Abstract

Recent in situ 13C studies suggest that lignin is not stabilised in soil in its polymerised form. However, the fate of its transformation products remains unknown. The objective of the present research was to provide the first comprehensive picture of the fate of lignin-derived C across its transformations processes: (1) C remaining as undecomposed lignin molecules, (2) C in newly formed humic substances, i.e. no longer identifiable as lignin-polymer C, (3) C in microbial biomass, (4) C mineralised as CO 2, and (5) dissolved organic C. To achieve this objective, we designed an incubation experiment with 13C-labelled lignin where both elementary and molecular techniques were applied. Lignin was isolated from 13C labelled maize plants ( 13C-MMEL) and incubated in an agricultural soil for 44 weeks. Carbon mineralisation and stable isotope composition of the released CO 2 were monitored throughout the incubation. Microbial utilisation of 13C-MMEL was measured seven times during the experiment.
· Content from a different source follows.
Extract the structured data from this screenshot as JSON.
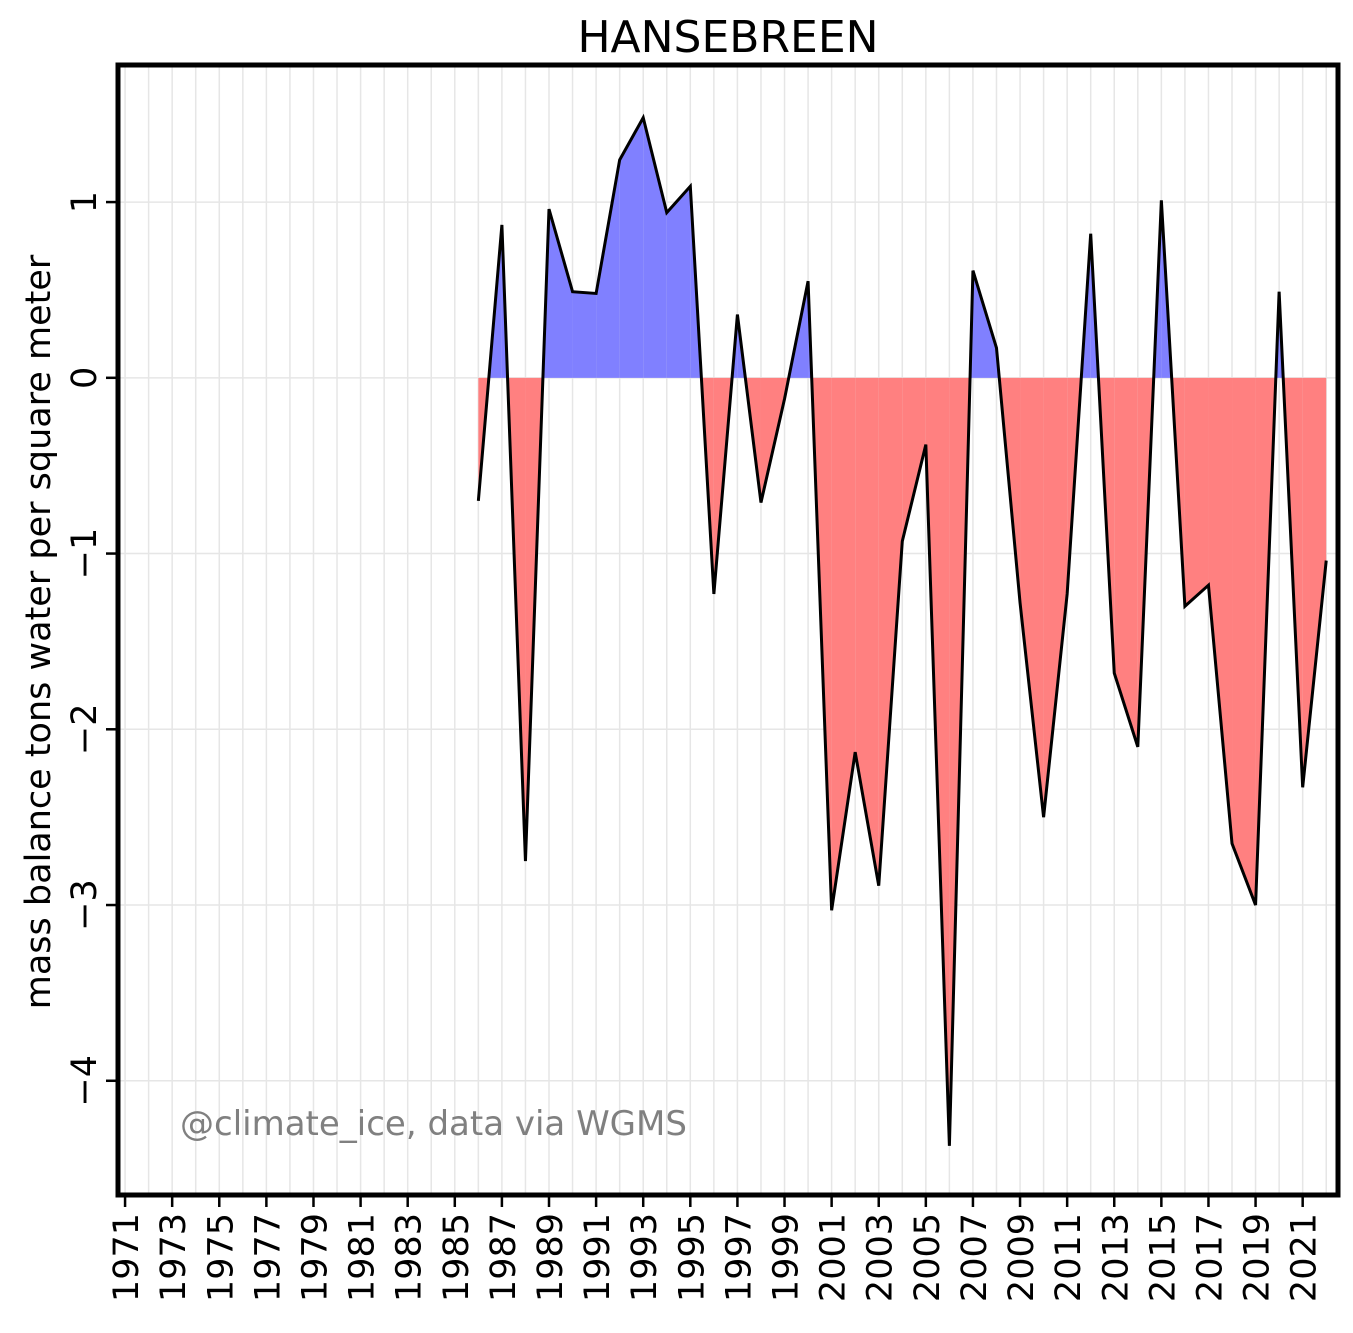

The turnover rate of the lignin polymer was assessed by 13C analysis of CuO oxidation products of soil lignin molecules. After 44 incubation weeks, 6.0% of initial 13C-MMEL carbon was mineralised, 0.8% was contained in the microbial biomass, and 0.1% was contained in dissolved organic C form. The compound-specific 13C data suggest that the remaining 93% were overwhelmingly in the form of untransformed lignin polymer. However, limited transformation into other humic substances potentially occurred, but could not be quantified because the yield of the CuO oxidation method proved somewhat variable with incubation time. The initial bacterial growth yield efficiency for MMEL was 31% and rapidly decreased to plateau of 8%. A two-pool first-order kinetics model suggested that the vast majority (97%) of MMEL lignin had a turnover time of about 25 years, which is similar to field-estimated turnover times for soil-extractable lignin but much longer than estimated turnover times for fresh plant-residue lignin. We conclude that natural lignin structures isolated from plants are rather unreactive in soil, either due to the lack of easily available organic matter for co-metabolism or due to enhanced adsorption properties. The data also suggest that fairly undecomposed lignin structures are the main reservoir of lignin-derived C in soils.